- Directed by: Peter Hall
- Written by: Harold Pinter
- Produced by: Ely Landau
- Starring: Paul Rogers Ian Holm Cyril Cusack Terence Rigby Michael Jayston Vivien Merchant
- Cinematography: David Watkin
- Edited by: Rex Pyke
- Distributed by: Seven Keys (UK) American Film Theatre (US)
- Release date: October 29, 1973 (U.S.);
- Running time: 111 minutes
- Countries: United Kingdom United States
- Language: English

= The Homecoming (film) =

1973 British film by Peter Hall

The Homecoming is a 1973 British-American drama film directed by Peter Hall and starring Paul Rogers, Ian Holm, Cyril Cusack, Terence Rigby, Michael Jayston and Vivien Merchant. It was written by Harold Pinter based on his 1964 play of the same title. The film was produced by Ely Landau for the American Film Theatre, which presented thirteen film adaptations of plays in the United States from 1973 to 1975. The film was screened at the 1974 Cannes Film Festival, but was not entered into the main competition.

==Plot==
Teddy brings his wife home to meet his estranged family.

==Cast==
All cast members from the play's first performance in 1965 reprise their roles here, with the exception of Cyril Cusack and Michael Jayston who replace John Normington and Michael Bryant respectively.
- Paul Rogers as Max, father of Lenny, Teddy, and Joey
- Ian Holm as Lenny
- Cyril Cusack as Sam, brother of Max
- Terence Rigby as Joey
- Michael Jayston as Teddy
- Vivien Merchant as Ruth

==Reception==
Critic Jonathan Rosenbaum wrote in The Monthly Film Bulletin: "An attempt, largely successful, to approximate Peter Hall's original stage versions of The Homecoming in London (1965) and New York (1967) ... The only concessions to 'opening out' the action are a few establishing or continuity shots of the street outside, some pointless glimpses of Ruth taking her walk, and brief forays into the kitchen. ... In a manner oddly reminiscent of several plays in Ibsen's middle period, The Homecoming is carefully geared to disclose facts about its characters at precise junctures so that events and identities simultaneously click into place; ... the remarkable control of Pinter's language guarantees that the dramatic situations are revealed to be even more abstract and diagrammatic as they steadily accumulate psychological density."

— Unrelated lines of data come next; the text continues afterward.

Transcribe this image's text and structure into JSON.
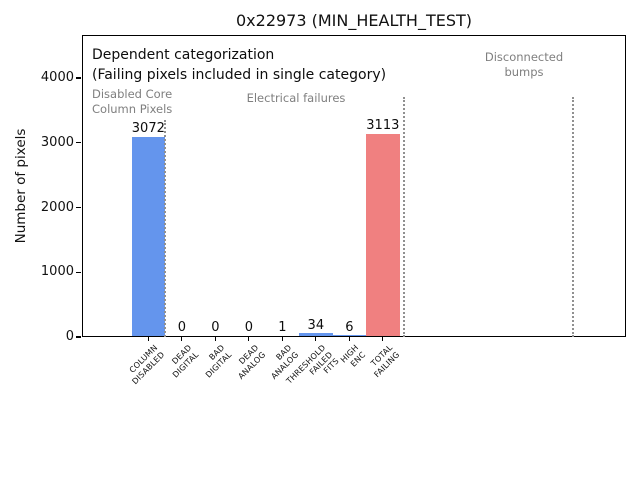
{
  "title": "0x22973 (MIN_HEALTH_TEST)",
  "chart_data": {
    "type": "bar",
    "title": "0x22973 (MIN_HEALTH_TEST)",
    "ylabel": "Number of pixels",
    "xlabel": "",
    "categories": [
      "COLUMN\nDISABLED",
      "DEAD\nDIGITAL",
      "BAD\nDIGITAL",
      "DEAD\nANALOG",
      "BAD\nANALOG",
      "THRESHOLD\nFAILED\nFITS",
      "HIGH\nENC",
      "TOTAL\nFAILING"
    ],
    "values": [
      3072,
      0,
      0,
      0,
      1,
      34,
      6,
      3113
    ],
    "bar_colors": [
      "#6495ed",
      "#6495ed",
      "#6495ed",
      "#6495ed",
      "#6495ed",
      "#6495ed",
      "#6495ed",
      "#f08080"
    ],
    "yticks": [
      0,
      1000,
      2000,
      3000,
      4000
    ],
    "ylim": [
      0,
      4664
    ],
    "xlim": [
      -1.98,
      14.26
    ],
    "grid": false,
    "legend": false,
    "value_labels_shown": true,
    "annotations": [
      {
        "id": "dependent-categorization",
        "text": "Dependent categorization",
        "color": "#0d0d0d"
      },
      {
        "id": "failing-note",
        "text": "(Failing pixels included in single category)",
        "color": "#0d0d0d"
      },
      {
        "id": "region-disabled-core",
        "text": "Disabled Core\nColumn Pixels",
        "color": "#7f7f7f"
      },
      {
        "id": "region-electrical-failures",
        "text": "Electrical failures",
        "color": "#7f7f7f"
      },
      {
        "id": "region-disconnected-bumps",
        "text": "Disconnected\nbumps",
        "color": "#7f7f7f"
      }
    ],
    "separators_x_units": [
      0.51,
      7.63,
      12.69
    ],
    "colors": {
      "axis": "#000000",
      "separator": "#909090",
      "bar_blue": "#6495ed",
      "bar_red": "#f08080",
      "annotation_gray": "#7f7f7f"
    }
  }
}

Variety wrote: "Ely Landau's American Film Theatre production of The Homecoming is nothing less than superb. Adapted from his original play by Harold Pinter, the profoundly absorbing, at times devastating filmic examination of a family's interpersonal relationships masterfully captures both the subtle and obvious shades of love-hate intraaction between five men and a woman. Homecoming is one of those special efforts that plays off in the head as much as on the set. Each complex character is artfully defined by Pinter and carefully translated by director Peter Hall. The cast was in the original (1965) stage production together, and the degree of ensemble play, the sensitive shifting of postures and exchanges of dialogs, adds mightily to Pinter's brilliant work."

The Hollywood Reporter wrote: "One is hard put to think of a more difficult piece to bring to the screen. Pinter's rigorous structure, the play's spare formal beauty, the leaps in logic – all such qualities would seem doomed to collapse on film. But Hall is a precise filmmaker, and this movie feels something like the way a Magritte painting looks – impeccably crafted, witty, frightening, willful. When it was first performed in the Sixties, the play's meaning or lack thereof was the cause of considerable journalistic and/or intellectual debate. Now it seems like a crystal clear dramatic essay on sexual politics and the destructive power of what has come to be called the nuclear family."

On Rotten Tomatoes, the film has a score of 100% based on 5 reviews, with an average rating of 8.7/10.